Eis um trabalho cheio de referências e interligações biográficas. O BLUE BEAST, duo formado por Truus De Groot e Miguel Barella, lançou em 16 de dezembro de 2016 “Devil May Care”, um trabalho de altas credenciais que infelizmente foi pouco ouvido e esquecido pela “crítica especializada” quando da análise dos melhores do ano.

Miguel Barella tem estrada atrás de si. Muita. Nos anos oitenta, foi co-fundador de grupos como Voluntários Da Pátria (um dos preferidos aqui da casa) e Agentss. Trabalhou com Júlio Barroso, Akira S e fez dupla com Thomas Rohrer. Já tocou ao vivo com Mai-Mai, Mauricio Takara, Rob Muzarek, Jim Sclavunos e coloca etecetera aí.

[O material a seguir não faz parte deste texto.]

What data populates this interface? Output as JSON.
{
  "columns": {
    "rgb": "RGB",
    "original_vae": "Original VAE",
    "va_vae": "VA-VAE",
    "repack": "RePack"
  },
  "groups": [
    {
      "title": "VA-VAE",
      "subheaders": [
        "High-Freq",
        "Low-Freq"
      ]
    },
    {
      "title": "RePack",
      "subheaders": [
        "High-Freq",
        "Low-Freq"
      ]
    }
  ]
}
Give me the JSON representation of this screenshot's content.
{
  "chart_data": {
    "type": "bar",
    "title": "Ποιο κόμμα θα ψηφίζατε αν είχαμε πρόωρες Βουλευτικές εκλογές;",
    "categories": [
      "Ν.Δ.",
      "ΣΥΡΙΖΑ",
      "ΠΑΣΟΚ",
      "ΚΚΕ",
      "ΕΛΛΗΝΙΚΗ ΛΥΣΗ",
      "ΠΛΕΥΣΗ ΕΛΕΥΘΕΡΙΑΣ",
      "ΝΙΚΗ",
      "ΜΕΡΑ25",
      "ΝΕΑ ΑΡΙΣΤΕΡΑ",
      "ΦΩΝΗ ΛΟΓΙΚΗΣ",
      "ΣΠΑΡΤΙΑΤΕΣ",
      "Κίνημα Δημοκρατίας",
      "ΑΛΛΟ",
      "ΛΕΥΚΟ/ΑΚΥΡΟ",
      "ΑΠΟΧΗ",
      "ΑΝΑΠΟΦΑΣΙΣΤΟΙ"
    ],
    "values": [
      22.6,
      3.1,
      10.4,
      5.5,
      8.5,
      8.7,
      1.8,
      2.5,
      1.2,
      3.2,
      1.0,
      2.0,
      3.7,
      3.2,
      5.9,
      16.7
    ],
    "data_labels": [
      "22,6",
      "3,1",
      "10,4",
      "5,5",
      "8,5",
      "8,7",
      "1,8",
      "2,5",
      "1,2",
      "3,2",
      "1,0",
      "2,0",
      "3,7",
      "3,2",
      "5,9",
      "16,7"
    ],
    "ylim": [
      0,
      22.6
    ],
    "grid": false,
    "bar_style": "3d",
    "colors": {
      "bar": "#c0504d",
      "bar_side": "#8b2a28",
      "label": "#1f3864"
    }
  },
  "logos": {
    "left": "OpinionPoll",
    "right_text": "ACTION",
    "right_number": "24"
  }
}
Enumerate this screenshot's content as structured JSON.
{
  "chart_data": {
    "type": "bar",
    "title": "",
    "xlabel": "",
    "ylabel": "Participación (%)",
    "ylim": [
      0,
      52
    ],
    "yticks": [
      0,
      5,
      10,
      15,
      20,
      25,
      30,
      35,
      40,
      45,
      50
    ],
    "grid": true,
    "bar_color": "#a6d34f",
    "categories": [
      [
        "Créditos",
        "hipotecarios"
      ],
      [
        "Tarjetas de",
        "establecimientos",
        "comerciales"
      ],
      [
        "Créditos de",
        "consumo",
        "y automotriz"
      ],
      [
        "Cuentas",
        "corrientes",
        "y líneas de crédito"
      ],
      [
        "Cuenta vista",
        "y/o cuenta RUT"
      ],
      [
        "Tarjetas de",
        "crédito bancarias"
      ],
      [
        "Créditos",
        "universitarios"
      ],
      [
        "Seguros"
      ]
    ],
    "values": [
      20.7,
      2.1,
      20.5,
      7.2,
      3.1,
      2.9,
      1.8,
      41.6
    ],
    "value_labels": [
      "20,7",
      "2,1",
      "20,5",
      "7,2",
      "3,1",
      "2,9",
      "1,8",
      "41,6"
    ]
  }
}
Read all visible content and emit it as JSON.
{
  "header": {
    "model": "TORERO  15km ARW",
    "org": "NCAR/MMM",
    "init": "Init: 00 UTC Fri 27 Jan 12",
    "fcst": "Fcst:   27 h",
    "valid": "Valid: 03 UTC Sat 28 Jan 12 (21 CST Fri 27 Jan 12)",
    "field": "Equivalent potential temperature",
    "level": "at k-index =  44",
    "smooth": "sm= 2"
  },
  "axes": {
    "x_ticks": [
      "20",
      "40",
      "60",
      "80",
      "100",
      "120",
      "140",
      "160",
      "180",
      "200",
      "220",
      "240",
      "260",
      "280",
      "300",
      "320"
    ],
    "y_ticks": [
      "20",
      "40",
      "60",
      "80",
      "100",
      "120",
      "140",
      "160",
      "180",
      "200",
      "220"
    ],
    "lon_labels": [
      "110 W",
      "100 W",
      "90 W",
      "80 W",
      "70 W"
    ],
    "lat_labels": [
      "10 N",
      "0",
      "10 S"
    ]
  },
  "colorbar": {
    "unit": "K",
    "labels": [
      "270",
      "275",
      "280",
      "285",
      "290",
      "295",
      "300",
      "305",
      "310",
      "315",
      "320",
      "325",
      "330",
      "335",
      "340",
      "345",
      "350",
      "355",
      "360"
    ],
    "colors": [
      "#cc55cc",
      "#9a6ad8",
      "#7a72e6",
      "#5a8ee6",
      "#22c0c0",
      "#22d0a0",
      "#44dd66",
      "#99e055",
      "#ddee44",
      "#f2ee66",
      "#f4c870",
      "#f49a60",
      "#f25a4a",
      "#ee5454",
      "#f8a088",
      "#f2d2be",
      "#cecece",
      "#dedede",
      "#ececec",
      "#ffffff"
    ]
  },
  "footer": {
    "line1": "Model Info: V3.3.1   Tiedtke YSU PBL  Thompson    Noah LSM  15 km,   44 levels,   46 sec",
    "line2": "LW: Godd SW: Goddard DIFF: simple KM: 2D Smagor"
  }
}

Já a holandesa Truss De Groot é do Plus Instruments, importante banda do subterrâneo nova-iorquino na mesma década e que lançou um bom disco recentemente, “Signal Through The Waves”, de 2016 (ouça aqui). “Februari – April ’81”, de 1981, tem composições de Lee Ranaldo, do Sonic Youth, pra se ter ideia.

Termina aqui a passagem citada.